In summary, our results suggest that, in addition to its proposed function in progressively regulating ventral striatal reward responsivity, vmPFC activity further supports the maturation of discounting behaviour by progressively incorporating more appropriate information about the delay-dependent value of the available options, through interaction with dorsal prefrontal, insular, and parietal areas. This interaction brings together cognitive control and temporal foresight processes (supported by the lateral PFC), abstract, numerical and attention processing (supported by the inferior parietal cortex), and processing of autonomic signals and of the temporal characteristics of reward (supported by the insula). Given evidence from both structural and functional developmental studies that these neural systems and cognitive processes develop through adolescence and into adulthood (Casey et al., 2008, Geier et al., 2010, Rubia et al., 2010, Rubia et al., 2007, Rubia et al., 2006, Van Leijenhorst et al., 2010), our results illustrate how this developmental process may drive the progressive maturation of discounting behaviour.

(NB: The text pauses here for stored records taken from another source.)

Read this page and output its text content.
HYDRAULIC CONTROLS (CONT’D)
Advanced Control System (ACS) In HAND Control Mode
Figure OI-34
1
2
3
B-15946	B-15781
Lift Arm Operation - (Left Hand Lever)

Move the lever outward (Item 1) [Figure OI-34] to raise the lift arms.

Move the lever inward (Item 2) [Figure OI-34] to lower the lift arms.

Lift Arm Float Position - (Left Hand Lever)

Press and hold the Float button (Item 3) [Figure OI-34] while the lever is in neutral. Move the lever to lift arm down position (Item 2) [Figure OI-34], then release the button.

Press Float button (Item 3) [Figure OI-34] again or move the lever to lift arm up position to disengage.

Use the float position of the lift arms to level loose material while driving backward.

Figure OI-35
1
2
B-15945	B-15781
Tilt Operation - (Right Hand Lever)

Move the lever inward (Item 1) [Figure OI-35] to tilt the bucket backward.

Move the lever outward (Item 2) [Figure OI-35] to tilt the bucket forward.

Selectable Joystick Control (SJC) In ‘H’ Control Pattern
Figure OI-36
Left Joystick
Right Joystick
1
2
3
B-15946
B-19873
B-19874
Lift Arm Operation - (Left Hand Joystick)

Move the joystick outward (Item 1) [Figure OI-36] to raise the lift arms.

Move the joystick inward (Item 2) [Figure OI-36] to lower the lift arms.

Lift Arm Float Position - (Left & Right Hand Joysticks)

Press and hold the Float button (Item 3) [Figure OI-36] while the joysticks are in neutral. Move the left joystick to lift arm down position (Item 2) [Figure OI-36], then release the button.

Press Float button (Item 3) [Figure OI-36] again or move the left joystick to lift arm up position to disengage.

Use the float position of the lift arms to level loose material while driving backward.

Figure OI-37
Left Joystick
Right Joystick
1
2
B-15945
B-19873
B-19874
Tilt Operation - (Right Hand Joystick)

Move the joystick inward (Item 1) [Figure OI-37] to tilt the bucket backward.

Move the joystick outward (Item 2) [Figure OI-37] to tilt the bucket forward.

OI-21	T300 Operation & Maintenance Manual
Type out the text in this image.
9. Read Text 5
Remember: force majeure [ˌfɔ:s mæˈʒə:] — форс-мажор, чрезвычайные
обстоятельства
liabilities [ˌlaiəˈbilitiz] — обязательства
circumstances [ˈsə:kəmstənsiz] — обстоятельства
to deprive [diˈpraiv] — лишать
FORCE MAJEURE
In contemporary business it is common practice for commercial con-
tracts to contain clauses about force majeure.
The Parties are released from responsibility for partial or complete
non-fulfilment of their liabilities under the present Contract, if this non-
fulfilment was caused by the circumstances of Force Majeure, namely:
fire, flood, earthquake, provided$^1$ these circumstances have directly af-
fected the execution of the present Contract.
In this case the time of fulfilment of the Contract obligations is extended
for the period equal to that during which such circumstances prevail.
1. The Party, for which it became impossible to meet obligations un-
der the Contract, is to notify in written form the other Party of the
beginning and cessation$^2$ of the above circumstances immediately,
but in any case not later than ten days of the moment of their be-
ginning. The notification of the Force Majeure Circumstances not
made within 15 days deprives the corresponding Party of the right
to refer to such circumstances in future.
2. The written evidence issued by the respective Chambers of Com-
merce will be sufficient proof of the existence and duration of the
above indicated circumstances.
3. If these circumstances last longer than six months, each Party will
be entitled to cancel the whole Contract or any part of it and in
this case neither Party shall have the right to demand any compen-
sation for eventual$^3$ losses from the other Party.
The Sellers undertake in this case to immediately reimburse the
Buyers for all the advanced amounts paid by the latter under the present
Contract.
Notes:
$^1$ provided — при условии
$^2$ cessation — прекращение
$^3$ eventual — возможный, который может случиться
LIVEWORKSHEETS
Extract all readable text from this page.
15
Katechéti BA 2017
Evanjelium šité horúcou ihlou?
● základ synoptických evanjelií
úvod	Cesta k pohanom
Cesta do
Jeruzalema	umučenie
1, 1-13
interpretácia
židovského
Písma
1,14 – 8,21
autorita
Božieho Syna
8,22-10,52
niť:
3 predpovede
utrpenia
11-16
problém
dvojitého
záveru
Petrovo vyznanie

The significance of these findings is exemplified by previous studies showing that individuals with impulse-control disorders, including ADHD, substance abuse, and pathological gambling, exhibit steeper (i.e. more impulsive) reward discounting (Barkley et al., 2001, Crean et al., 2000, Petry, 2001, Rubia et al., 2009, Scheres et al., 2008, Winstanley et al., 2006a, Winstanley et al., 2006b), as well as reduced activation in ventromedial prefrontal cortex and ventral striatum (Plichta et al., 2009, Rubia et al., 2009, Scheres et al., 2007). Importantly, measures of discounting behaviour and brain activation have been associated with symptom severity (Alessi and Petry, 2003, Rubia et al., 2009, Scheres et al., 2008), and there are associations between self-report measures of trait impulsivity and discounting behaviour (Mitchell et al., 2005).
In conclusion, this study supports age-associated progressive control over limbic striatal hyper-responsiveness to reward, via progressive strengthening of functional connections between the vmPFC and striatal, frontoparietal and insular regions, mediating the development of self-controlled, foresighted behaviour through adolescence and into adulthood.